Enum – Performance, Nutzen und Alternativen

Posted by in MySQL

Wie die meisten, die sich schon etwas mit MySQL beschäftigt haben wissen, gibt es den Datentyp Enum. Denen die es noch nicht wussten hier als kurze Erklärung: Enum ist ein MySQL spezischer Datentyp, welcher es erlaubt, dass nur bestimmte Werte in eine Spalte eingetragen werden dürfen. So kann man zum Beispiel für eine Spalte „Aktiv“ ein ENUM(‚ja‘, ’nein‘) definieren wo nur ein ‚ja‘ oder ein ’nein‘ eingetragen werden darf.

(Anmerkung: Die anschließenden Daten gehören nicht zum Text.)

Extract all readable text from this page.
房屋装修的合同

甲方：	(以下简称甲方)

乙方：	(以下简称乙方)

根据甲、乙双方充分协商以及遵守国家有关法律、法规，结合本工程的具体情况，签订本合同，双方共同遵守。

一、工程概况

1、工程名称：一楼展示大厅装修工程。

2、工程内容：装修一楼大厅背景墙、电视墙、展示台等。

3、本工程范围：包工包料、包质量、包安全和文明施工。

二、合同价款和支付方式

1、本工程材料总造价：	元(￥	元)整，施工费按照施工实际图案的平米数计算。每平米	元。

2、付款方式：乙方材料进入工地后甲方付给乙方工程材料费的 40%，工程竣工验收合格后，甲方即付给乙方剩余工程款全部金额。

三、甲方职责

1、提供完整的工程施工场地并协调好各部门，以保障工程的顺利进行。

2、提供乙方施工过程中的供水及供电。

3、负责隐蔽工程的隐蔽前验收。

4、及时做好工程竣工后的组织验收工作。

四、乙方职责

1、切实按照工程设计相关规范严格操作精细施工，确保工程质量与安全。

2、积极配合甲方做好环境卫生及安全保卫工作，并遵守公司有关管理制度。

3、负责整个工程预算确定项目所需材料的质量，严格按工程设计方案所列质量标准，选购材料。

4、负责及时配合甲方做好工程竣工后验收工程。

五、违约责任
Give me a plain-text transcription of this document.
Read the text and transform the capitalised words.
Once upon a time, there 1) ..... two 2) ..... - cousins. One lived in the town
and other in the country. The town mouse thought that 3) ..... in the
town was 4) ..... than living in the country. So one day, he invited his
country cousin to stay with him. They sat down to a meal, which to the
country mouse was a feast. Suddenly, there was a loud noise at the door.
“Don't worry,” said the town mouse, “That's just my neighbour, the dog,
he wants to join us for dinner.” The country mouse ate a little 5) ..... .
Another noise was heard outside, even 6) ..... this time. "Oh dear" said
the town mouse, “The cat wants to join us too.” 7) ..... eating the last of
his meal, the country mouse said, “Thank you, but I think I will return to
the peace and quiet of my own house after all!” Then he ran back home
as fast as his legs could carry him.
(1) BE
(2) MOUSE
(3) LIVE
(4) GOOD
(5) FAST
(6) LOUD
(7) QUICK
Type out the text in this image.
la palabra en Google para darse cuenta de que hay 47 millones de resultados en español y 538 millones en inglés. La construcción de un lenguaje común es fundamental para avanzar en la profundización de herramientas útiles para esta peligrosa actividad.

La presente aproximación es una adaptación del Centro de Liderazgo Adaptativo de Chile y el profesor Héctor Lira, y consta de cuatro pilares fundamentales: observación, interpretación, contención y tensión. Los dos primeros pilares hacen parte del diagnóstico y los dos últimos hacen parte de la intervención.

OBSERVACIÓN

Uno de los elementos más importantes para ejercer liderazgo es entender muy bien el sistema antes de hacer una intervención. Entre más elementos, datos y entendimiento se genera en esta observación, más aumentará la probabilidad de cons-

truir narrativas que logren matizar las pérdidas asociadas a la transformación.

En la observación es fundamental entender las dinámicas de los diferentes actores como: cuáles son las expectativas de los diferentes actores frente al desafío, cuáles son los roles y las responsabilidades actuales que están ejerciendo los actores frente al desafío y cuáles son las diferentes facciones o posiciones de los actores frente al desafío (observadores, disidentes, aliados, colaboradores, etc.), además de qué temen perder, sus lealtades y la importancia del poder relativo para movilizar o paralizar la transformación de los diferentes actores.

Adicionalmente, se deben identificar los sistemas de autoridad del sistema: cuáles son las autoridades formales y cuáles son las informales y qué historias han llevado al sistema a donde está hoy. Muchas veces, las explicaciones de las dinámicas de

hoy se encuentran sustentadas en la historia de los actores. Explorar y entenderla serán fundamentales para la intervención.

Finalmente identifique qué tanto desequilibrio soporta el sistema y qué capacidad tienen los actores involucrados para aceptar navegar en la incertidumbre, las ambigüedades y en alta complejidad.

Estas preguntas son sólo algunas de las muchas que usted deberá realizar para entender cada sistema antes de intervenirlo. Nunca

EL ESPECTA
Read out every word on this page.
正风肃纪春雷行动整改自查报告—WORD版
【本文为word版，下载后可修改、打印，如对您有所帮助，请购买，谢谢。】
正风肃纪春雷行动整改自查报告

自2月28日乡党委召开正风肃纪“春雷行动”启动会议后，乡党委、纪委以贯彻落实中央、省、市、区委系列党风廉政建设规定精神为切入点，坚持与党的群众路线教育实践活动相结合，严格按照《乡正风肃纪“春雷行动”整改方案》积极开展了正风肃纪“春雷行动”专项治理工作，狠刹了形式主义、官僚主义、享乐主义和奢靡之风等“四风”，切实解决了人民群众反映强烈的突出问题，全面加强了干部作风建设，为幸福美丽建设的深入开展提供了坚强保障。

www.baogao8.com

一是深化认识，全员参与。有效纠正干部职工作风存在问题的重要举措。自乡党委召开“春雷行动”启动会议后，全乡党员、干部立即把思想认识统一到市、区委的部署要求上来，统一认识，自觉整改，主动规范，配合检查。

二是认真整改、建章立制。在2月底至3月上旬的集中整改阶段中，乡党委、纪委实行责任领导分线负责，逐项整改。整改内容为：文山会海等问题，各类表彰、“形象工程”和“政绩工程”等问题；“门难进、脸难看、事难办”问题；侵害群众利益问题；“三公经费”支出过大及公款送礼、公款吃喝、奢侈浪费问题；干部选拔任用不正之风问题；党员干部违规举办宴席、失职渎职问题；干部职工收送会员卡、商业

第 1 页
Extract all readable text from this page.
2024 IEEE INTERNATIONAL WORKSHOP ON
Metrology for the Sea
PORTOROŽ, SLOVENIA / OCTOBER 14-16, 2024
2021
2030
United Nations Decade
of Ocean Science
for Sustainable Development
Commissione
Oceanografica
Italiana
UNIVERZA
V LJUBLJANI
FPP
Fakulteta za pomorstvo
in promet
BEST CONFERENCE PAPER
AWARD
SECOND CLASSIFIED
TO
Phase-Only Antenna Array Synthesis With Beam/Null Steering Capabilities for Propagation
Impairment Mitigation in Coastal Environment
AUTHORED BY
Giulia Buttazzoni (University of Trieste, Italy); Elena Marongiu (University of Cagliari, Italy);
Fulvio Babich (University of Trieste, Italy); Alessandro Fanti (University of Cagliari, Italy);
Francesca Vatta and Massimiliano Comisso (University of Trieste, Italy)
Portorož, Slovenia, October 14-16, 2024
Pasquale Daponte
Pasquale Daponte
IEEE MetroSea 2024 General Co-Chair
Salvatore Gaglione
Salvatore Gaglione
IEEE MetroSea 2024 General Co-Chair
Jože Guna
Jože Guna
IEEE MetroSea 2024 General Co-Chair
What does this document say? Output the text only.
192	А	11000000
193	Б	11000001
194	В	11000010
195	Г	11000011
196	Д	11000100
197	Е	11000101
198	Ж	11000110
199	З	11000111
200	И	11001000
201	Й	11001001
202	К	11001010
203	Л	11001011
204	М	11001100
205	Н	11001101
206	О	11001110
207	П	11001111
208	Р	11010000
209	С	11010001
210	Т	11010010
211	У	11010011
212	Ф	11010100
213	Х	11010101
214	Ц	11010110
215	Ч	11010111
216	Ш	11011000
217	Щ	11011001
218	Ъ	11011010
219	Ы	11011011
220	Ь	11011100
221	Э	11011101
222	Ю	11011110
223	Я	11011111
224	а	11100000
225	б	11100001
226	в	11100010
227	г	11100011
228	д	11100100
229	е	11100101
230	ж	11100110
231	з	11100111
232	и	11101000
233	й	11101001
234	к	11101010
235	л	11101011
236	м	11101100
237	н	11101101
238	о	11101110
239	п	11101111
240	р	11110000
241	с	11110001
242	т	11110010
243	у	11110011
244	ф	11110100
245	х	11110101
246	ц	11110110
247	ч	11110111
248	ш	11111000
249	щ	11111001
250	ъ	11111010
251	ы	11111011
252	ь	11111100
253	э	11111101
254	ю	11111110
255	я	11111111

An sich also eine tolle Sache. Nur die Frage ist, ob das auch performant ist oder ob es bessere Alternativen gibt.

Ronald Bradford hat in seinem Blog bereits darüber sinniert: To enum or not to enum?

So ergeben sich drei Argumente dagegen:

  • Es ist kein SQL Standard und der Datentyp wird in anderen SQL-Datenbankensystemen teilweise anders behandelt oder implementiert
  • Es besteht eine sehr enge Abhängigkeit zwischen der Datenbank und den Daten und es ist schwer Änderungen durchzuführen
  • Die Behandlung von Gültigkeitsprüfungen der Daten sollte in der Anwendung geschehen

Ein großer Vorteil besteht aber darin, dass man in der Datenbank auch sofort sieht was drin steht. Weil die Alternativen sind, dass man es direkt als VARCHAR speichert. Dabei würden deutlich mehr Zeichen verbraucht, da ein ’nein‘ 4 Zeichen benötigt, das Mapping auf den internen Typ jedoch nur 1 Zeichen. Das stimmt so nicht ganz aber im Grundprinzip ist es so.
Eine andere Alternative wäre es ‚ja‘ mit 1 zu kodieren und ’nein‘ mit 2. Dann braucht man entweder eine zweite Tabelle in der steht, welcher Wert was bedeutet und diese müsste man dann joinen. Das kostet natürlich Ressourcen.

Der MySQL PerformanceBlog hat einmal die verschiedenen Möglichkeiten der Umsetzung in Bezug auf die SELECT-Geschwindigkeit überprüft. Dabei hat sich gezeigt, dass der reine SELECT zwischen der Umsetzung als VARCHAR und der als ENUM kaum Unterschiede hat, ENUM ist einen kleinen Tick langsamer dabei.

Also ist ENUM in der Tat eine sinnvolle Lösung, wenn man eine Liste von möglichen Werten hat. Bei größeren Datenbanken spart man einfach Platz im Gegensatz zur VARCHAR Lösung. Und im Gegensatz zur Kodierung als INT sieht man einfach sofort welcher Wert repräsentiert wird und welche Werte möglich sind.

Aktuell gibt noch einen kleinen Bug, welcher auftritt, wenn man ein ENUM als utf8 kodiert. Dabei wird die ENUM-Spalte um 10-20% langsamer, als wenn man sie als latin1 kodiert. Aber da man die möglichen Werte sicher sowieso im normalen Bereich der 26 lateinischen Buchstaben hält, kann man da auch ohne Probleme beim latin1 bleiben.